The ROI conversation that is currently impossible
What a CTO wants to be able to say in the quarterly review: "We spent $55,000 on AI tooling this quarter. That produced the checkout redesign — live for 100% of users — which addressed the top support complaint category and reduced checkout abandonment friction. It produced the search relevance upgrade — also live for 100% of users — which improved search result quality in ways the product team had been requesting for two quarters. The payment retry work is live for enterprise customers and has measurably reduced failed payment rate. Three other projects are complete in engineering and will go live in Q3."
That statement is specific. It connects spend to output to customer exposure. It gives the CFO something to evaluate rather than something to take on faith. It tells the board which of the quarter's work is already producing results and which is deferred.
Most CTOs cannot currently make that statement because the information is not assembled anywhere. The $55,000 is on the invoice. The checkout redesign is in engineering folk memory and a Jira epic. Whether it is live for 100% of users is in a feature flag dashboard that the CTO may or may not have checked. The connection between the spend and the specific customer-visible outcome does not exist as a document anyone can pull before the quarterly review.
Final take
The AI agent cost problem is not that agents are expensive. It is that the expense is precise and the value is invisible. The invoice tells you what you paid. Nothing automatically tells you what you got — which services changed, which changes reached users, which changes addressed what customers cared about, and which changes cost more to clean up than they were worth to ship.

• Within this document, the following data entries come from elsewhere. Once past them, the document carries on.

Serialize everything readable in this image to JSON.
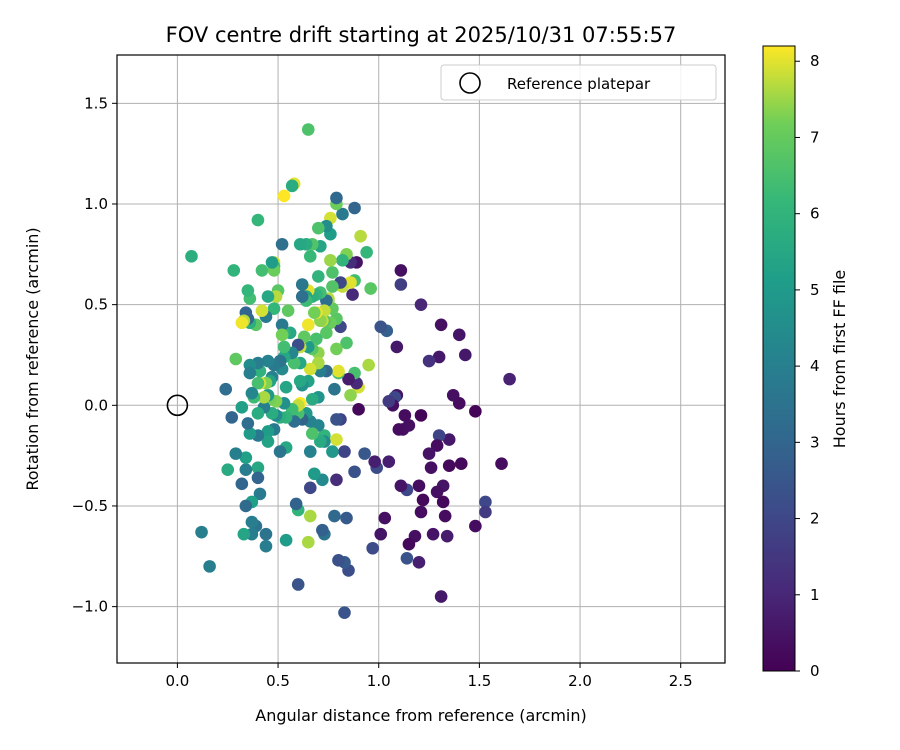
{
  "chart_data": {
    "type": "scatter",
    "title": "FOV centre drift starting at 2025/10/31 07:55:57",
    "xlabel": "Angular distance from reference (arcmin)",
    "ylabel": "Rotation from reference (arcmin)",
    "xlim": [
      -0.3,
      2.72
    ],
    "ylim": [
      -1.28,
      1.74
    ],
    "xticks": [
      0.0,
      0.5,
      1.0,
      1.5,
      2.0,
      2.5
    ],
    "yticks": [
      -1.0,
      -0.5,
      0.0,
      0.5,
      1.0,
      1.5
    ],
    "xtick_labels": [
      "0.0",
      "0.5",
      "1.0",
      "1.5",
      "2.0",
      "2.5"
    ],
    "ytick_labels": [
      "−1.0",
      "−0.5",
      "0.0",
      "0.5",
      "1.0",
      "1.5"
    ],
    "grid": true,
    "legend": {
      "placement": "top-right",
      "entries": [
        {
          "label": "Reference platepar",
          "marker": "open-circle"
        }
      ]
    },
    "reference_point": {
      "x": 0.0,
      "y": 0.0
    },
    "colorbar": {
      "label": "Hours from first FF file",
      "colormap": "viridis",
      "range": [
        0,
        8.2
      ],
      "ticks": [
        0,
        1,
        2,
        3,
        4,
        5,
        6,
        7,
        8
      ],
      "tick_labels": [
        "0",
        "1",
        "2",
        "3",
        "4",
        "5",
        "6",
        "7",
        "8"
      ]
    },
    "points": [
      [
        1.65,
        0.13,
        0.9
      ],
      [
        1.61,
        -0.29,
        0.3
      ],
      [
        1.53,
        -0.48,
        2.0
      ],
      [
        1.53,
        -0.53,
        1.6
      ],
      [
        1.48,
        -0.6,
        0.3
      ],
      [
        1.48,
        -0.03,
        0.1
      ],
      [
        1.43,
        0.25,
        0.6
      ],
      [
        1.41,
        -0.29,
        0.2
      ],
      [
        1.4,
        0.35,
        0.5
      ],
      [
        1.4,
        0.01,
        0.3
      ],
      [
        1.37,
        0.05,
        0.4
      ],
      [
        1.35,
        -0.17,
        0.6
      ],
      [
        1.35,
        -0.3,
        0.2
      ],
      [
        1.34,
        -0.65,
        0.7
      ],
      [
        1.33,
        -0.55,
        0.3
      ],
      [
        1.32,
        -0.48,
        0.2
      ],
      [
        1.32,
        -0.4,
        0.5
      ],
      [
        1.31,
        0.4,
        0.4
      ],
      [
        1.31,
        -0.95,
        0.6
      ],
      [
        1.3,
        0.24,
        0.6
      ],
      [
        1.3,
        -0.15,
        1.9
      ],
      [
        1.29,
        -0.2,
        0.3
      ],
      [
        1.29,
        -0.43,
        0.4
      ],
      [
        1.27,
        -0.64,
        0.5
      ],
      [
        1.26,
        -0.31,
        0.4
      ],
      [
        1.25,
        -0.24,
        0.5
      ],
      [
        1.25,
        0.22,
        1.3
      ],
      [
        1.22,
        -0.47,
        0.2
      ],
      [
        1.21,
        -0.05,
        0.1
      ],
      [
        1.21,
        0.5,
        1.0
      ],
      [
        1.21,
        -0.53,
        0.3
      ],
      [
        1.2,
        -0.4,
        0.3
      ],
      [
        1.2,
        -0.78,
        0.8
      ],
      [
        1.18,
        -0.65,
        0.4
      ],
      [
        1.15,
        -0.69,
        0.2
      ],
      [
        1.15,
        -0.1,
        0.4
      ],
      [
        1.14,
        -0.42,
        2.0
      ],
      [
        1.14,
        -0.76,
        2.4
      ],
      [
        1.13,
        -0.05,
        0.3
      ],
      [
        1.12,
        -0.12,
        0.4
      ],
      [
        1.11,
        -0.4,
        0.5
      ],
      [
        1.11,
        0.67,
        0.4
      ],
      [
        1.11,
        0.6,
        1.7
      ],
      [
        1.1,
        -0.12,
        0.3
      ],
      [
        1.09,
        0.29,
        0.6
      ],
      [
        1.09,
        0.05,
        0.5
      ],
      [
        1.08,
        0.04,
        2.0
      ],
      [
        1.07,
        0.0,
        0.4
      ],
      [
        1.05,
        0.02,
        1.6
      ],
      [
        1.05,
        -0.28,
        0.8
      ],
      [
        1.04,
        0.37,
        2.8
      ],
      [
        1.03,
        -0.56,
        0.4
      ],
      [
        1.01,
        0.39,
        2.4
      ],
      [
        1.01,
        -0.64,
        0.5
      ],
      [
        0.99,
        -0.31,
        2.1
      ],
      [
        0.98,
        -0.28,
        0.8
      ],
      [
        0.97,
        -0.71,
        2.1
      ],
      [
        0.96,
        0.58,
        6.8
      ],
      [
        0.95,
        0.2,
        7.6
      ],
      [
        0.94,
        0.76,
        6.1
      ],
      [
        0.93,
        -0.24,
        2.5
      ],
      [
        0.91,
        0.84,
        7.7
      ],
      [
        0.9,
        0.09,
        7.9
      ],
      [
        0.9,
        -0.02,
        0.2
      ],
      [
        0.89,
        0.71,
        0.5
      ],
      [
        0.89,
        0.11,
        1.1
      ],
      [
        0.88,
        0.16,
        6.5
      ],
      [
        0.88,
        0.98,
        3.0
      ],
      [
        0.88,
        0.62,
        6.4
      ],
      [
        0.88,
        -0.33,
        2.3
      ],
      [
        0.87,
        0.55,
        1.1
      ],
      [
        0.86,
        0.71,
        1.2
      ],
      [
        0.86,
        0.05,
        7.4
      ],
      [
        0.86,
        0.61,
        8.0
      ],
      [
        0.85,
        -0.82,
        2.2
      ],
      [
        0.85,
        0.13,
        0.7
      ],
      [
        0.84,
        0.31,
        6.6
      ],
      [
        0.84,
        0.75,
        7.3
      ],
      [
        0.84,
        -0.56,
        2.6
      ],
      [
        0.83,
        -1.03,
        2.4
      ],
      [
        0.83,
        -0.78,
        2.6
      ],
      [
        0.83,
        -0.23,
        1.9
      ],
      [
        0.82,
        0.72,
        6.0
      ],
      [
        0.82,
        0.95,
        3.8
      ],
      [
        0.82,
        0.59,
        7.8
      ],
      [
        0.81,
        0.39,
        2.0
      ],
      [
        0.81,
        -0.07,
        1.9
      ],
      [
        0.81,
        0.61,
        2.0
      ],
      [
        0.8,
        0.16,
        6.5
      ],
      [
        0.8,
        -0.77,
        2.3
      ],
      [
        0.8,
        0.17,
        8.0
      ],
      [
        0.79,
        -0.37,
        1.2
      ],
      [
        0.79,
        0.43,
        6.8
      ],
      [
        0.79,
        -0.07,
        2.4
      ],
      [
        0.79,
        -0.17,
        7.9
      ],
      [
        0.79,
        1.0,
        7.1
      ],
      [
        0.79,
        0.28,
        7.2
      ],
      [
        0.79,
        1.03,
        3.1
      ],
      [
        0.78,
        0.08,
        3.5
      ],
      [
        0.78,
        -0.55,
        3.1
      ],
      [
        0.77,
        0.66,
        6.6
      ],
      [
        0.77,
        0.59,
        6.7
      ],
      [
        0.77,
        0.48,
        6.9
      ],
      [
        0.77,
        -0.23,
        4.9
      ],
      [
        0.76,
        0.41,
        7.1
      ],
      [
        0.76,
        0.85,
        5.1
      ],
      [
        0.76,
        0.72,
        7.5
      ],
      [
        0.76,
        0.93,
        7.9
      ],
      [
        0.75,
        0.52,
        7.2
      ],
      [
        0.75,
        0.53,
        7.7
      ],
      [
        0.74,
        0.89,
        4.5
      ],
      [
        0.74,
        0.52,
        3.3
      ],
      [
        0.74,
        0.36,
        6.8
      ],
      [
        0.74,
        0.17,
        3.1
      ],
      [
        0.73,
        0.42,
        6.7
      ],
      [
        0.73,
        -0.15,
        6.0
      ],
      [
        0.73,
        -0.18,
        4.5
      ],
      [
        0.73,
        -0.64,
        3.5
      ],
      [
        0.73,
        0.47,
        7.8
      ],
      [
        0.72,
        -0.62,
        2.8
      ],
      [
        0.72,
        -0.37,
        4.4
      ],
      [
        0.72,
        0.42,
        7.8
      ],
      [
        0.71,
        0.79,
        5.4
      ],
      [
        0.71,
        0.56,
        6.4
      ],
      [
        0.71,
        0.17,
        4.0
      ],
      [
        0.71,
        0.42,
        7.4
      ],
      [
        0.71,
        -0.18,
        5.6
      ],
      [
        0.7,
        0.64,
        6.0
      ],
      [
        0.7,
        0.88,
        6.6
      ],
      [
        0.7,
        0.26,
        7.4
      ],
      [
        0.7,
        0.04,
        4.8
      ],
      [
        0.7,
        -0.1,
        4.2
      ],
      [
        0.7,
        0.21,
        7.6
      ],
      [
        0.69,
        0.46,
        8.1
      ],
      [
        0.69,
        0.55,
        6.0
      ],
      [
        0.69,
        0.33,
        6.5
      ],
      [
        0.68,
        -0.34,
        5.0
      ],
      [
        0.68,
        0.46,
        7.2
      ],
      [
        0.67,
        -0.14,
        6.6
      ],
      [
        0.67,
        0.8,
        6.7
      ],
      [
        0.67,
        0.28,
        6.8
      ],
      [
        0.67,
        0.03,
        5.6
      ],
      [
        0.67,
        0.54,
        5.8
      ],
      [
        0.66,
        0.18,
        7.9
      ],
      [
        0.66,
        -0.41,
        2.0
      ],
      [
        0.66,
        0.74,
        6.2
      ],
      [
        0.66,
        -0.08,
        4.1
      ],
      [
        0.66,
        -0.23,
        4.1
      ],
      [
        0.66,
        -0.55,
        7.6
      ],
      [
        0.65,
        0.12,
        5.3
      ],
      [
        0.65,
        0.4,
        8.1
      ],
      [
        0.65,
        0.29,
        5.0
      ],
      [
        0.65,
        0.57,
        8.0
      ],
      [
        0.65,
        1.37,
        6.6
      ],
      [
        0.65,
        -0.68,
        7.6
      ],
      [
        0.64,
        0.8,
        5.7
      ],
      [
        0.64,
        0.54,
        5.4
      ],
      [
        0.64,
        -0.04,
        4.9
      ],
      [
        0.64,
        0.52,
        6.3
      ],
      [
        0.63,
        0.34,
        6.9
      ],
      [
        0.62,
        -0.07,
        2.9
      ],
      [
        0.62,
        0.6,
        3.7
      ],
      [
        0.62,
        0.1,
        4.6
      ],
      [
        0.62,
        0.54,
        3.4
      ],
      [
        0.61,
        0.12,
        5.5
      ],
      [
        0.61,
        0.21,
        5.5
      ],
      [
        0.61,
        0.29,
        7.8
      ],
      [
        0.61,
        0.01,
        8.2
      ],
      [
        0.61,
        0.8,
        5.5
      ],
      [
        0.6,
        -0.52,
        6.0
      ],
      [
        0.6,
        -0.04,
        6.5
      ],
      [
        0.6,
        0.0,
        7.8
      ],
      [
        0.6,
        -0.89,
        2.4
      ],
      [
        0.6,
        0.3,
        2.2
      ],
      [
        0.59,
        -0.49,
        2.9
      ],
      [
        0.58,
        0.21,
        6.5
      ],
      [
        0.58,
        1.1,
        8.0
      ],
      [
        0.58,
        -0.08,
        3.3
      ],
      [
        0.57,
        -0.02,
        6.3
      ],
      [
        0.57,
        0.26,
        4.3
      ],
      [
        0.57,
        1.09,
        5.7
      ],
      [
        0.56,
        0.36,
        5.5
      ],
      [
        0.55,
        0.47,
        6.9
      ],
      [
        0.54,
        0.09,
        5.4
      ],
      [
        0.54,
        -0.06,
        6.0
      ],
      [
        0.54,
        -0.21,
        5.5
      ],
      [
        0.54,
        -0.67,
        5.1
      ],
      [
        0.53,
        1.04,
        8.2
      ],
      [
        0.53,
        0.24,
        5.5
      ],
      [
        0.53,
        0.29,
        6.4
      ],
      [
        0.53,
        0.36,
        6.0
      ],
      [
        0.53,
        0.01,
        4.6
      ],
      [
        0.52,
        0.8,
        3.4
      ],
      [
        0.52,
        0.18,
        4.4
      ],
      [
        0.52,
        0.4,
        3.8
      ],
      [
        0.52,
        0.35,
        7.2
      ],
      [
        0.51,
        -0.23,
        3.6
      ],
      [
        0.51,
        -0.06,
        5.8
      ],
      [
        0.51,
        0.22,
        3.5
      ],
      [
        0.5,
        0.57,
        6.8
      ],
      [
        0.49,
        -0.05,
        4.4
      ],
      [
        0.49,
        0.54,
        7.7
      ],
      [
        0.49,
        0.02,
        7.3
      ],
      [
        0.48,
        0.71,
        7.9
      ],
      [
        0.48,
        0.69,
        6.5
      ],
      [
        0.48,
        0.2,
        3.8
      ],
      [
        0.48,
        -0.12,
        3.8
      ],
      [
        0.48,
        0.48,
        6.1
      ],
      [
        0.48,
        0.67,
        7.1
      ],
      [
        0.47,
        -0.04,
        5.7
      ],
      [
        0.47,
        0.71,
        5.1
      ],
      [
        0.47,
        0.14,
        4.1
      ],
      [
        0.46,
        0.12,
        5.3
      ],
      [
        0.46,
        0.03,
        7.2
      ],
      [
        0.45,
        0.54,
        5.5
      ],
      [
        0.45,
        0.22,
        4.1
      ],
      [
        0.45,
        -0.13,
        5.1
      ],
      [
        0.45,
        -0.18,
        5.3
      ],
      [
        0.45,
        0.05,
        4.9
      ],
      [
        0.44,
        -0.64,
        3.5
      ],
      [
        0.44,
        0.44,
        3.8
      ],
      [
        0.44,
        -0.7,
        3.9
      ],
      [
        0.44,
        0.11,
        7.3
      ],
      [
        0.43,
        -0.01,
        4.0
      ],
      [
        0.43,
        0.04,
        7.6
      ],
      [
        0.42,
        0.47,
        7.9
      ],
      [
        0.42,
        0.67,
        6.4
      ],
      [
        0.41,
        0.11,
        7.9
      ],
      [
        0.41,
        -0.44,
        3.8
      ],
      [
        0.41,
        0.17,
        5.9
      ],
      [
        0.4,
        0.92,
        6.1
      ],
      [
        0.4,
        -0.31,
        5.5
      ],
      [
        0.4,
        0.21,
        3.9
      ],
      [
        0.4,
        0.11,
        6.5
      ],
      [
        0.4,
        -0.36,
        3.0
      ],
      [
        0.4,
        -0.04,
        5.7
      ],
      [
        0.4,
        -0.15,
        3.7
      ],
      [
        0.39,
        -0.6,
        3.5
      ],
      [
        0.39,
        0.4,
        6.8
      ],
      [
        0.38,
        0.04,
        6.3
      ],
      [
        0.37,
        0.06,
        4.3
      ],
      [
        0.37,
        -0.64,
        3.9
      ],
      [
        0.37,
        -0.58,
        3.9
      ],
      [
        0.37,
        -0.48,
        5.2
      ],
      [
        0.36,
        0.2,
        4.5
      ],
      [
        0.36,
        0.16,
        4.0
      ],
      [
        0.36,
        -0.14,
        5.0
      ],
      [
        0.36,
        0.53,
        6.4
      ],
      [
        0.36,
        0.41,
        5.8
      ],
      [
        0.35,
        -0.09,
        3.3
      ],
      [
        0.35,
        0.43,
        7.8
      ],
      [
        0.35,
        0.43,
        3.1
      ],
      [
        0.35,
        0.57,
        6.1
      ],
      [
        0.34,
        -0.32,
        3.9
      ],
      [
        0.34,
        -0.5,
        3.2
      ],
      [
        0.34,
        0.46,
        3.0
      ],
      [
        0.34,
        -0.26,
        5.2
      ],
      [
        0.33,
        0.42,
        7.7
      ],
      [
        0.33,
        -0.64,
        5.4
      ],
      [
        0.32,
        0.41,
        8.1
      ],
      [
        0.32,
        -0.01,
        5.2
      ],
      [
        0.32,
        -0.39,
        3.0
      ],
      [
        0.29,
        -0.24,
        4.0
      ],
      [
        0.29,
        0.23,
        6.9
      ],
      [
        0.28,
        0.67,
        6.0
      ],
      [
        0.27,
        -0.06,
        3.0
      ],
      [
        0.25,
        -0.32,
        5.6
      ],
      [
        0.24,
        0.08,
        3.3
      ],
      [
        0.16,
        -0.8,
        4.0
      ],
      [
        0.12,
        -0.63,
        4.0
      ],
      [
        0.07,
        0.74,
        5.8
      ]
    ]
  }
}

Connecting the output layer — codebase state, Jira epics, deployment reality — to business-readable summaries is not a nice-to-have for AI-forward engineering organizations. It is the infrastructure that makes the investment legible. Without it, the AI spend grows every quarter on the invoice while the value conversation stays stuck at "trust us, velocity is up." The invoice shows what you spent. Kognita shows what you got.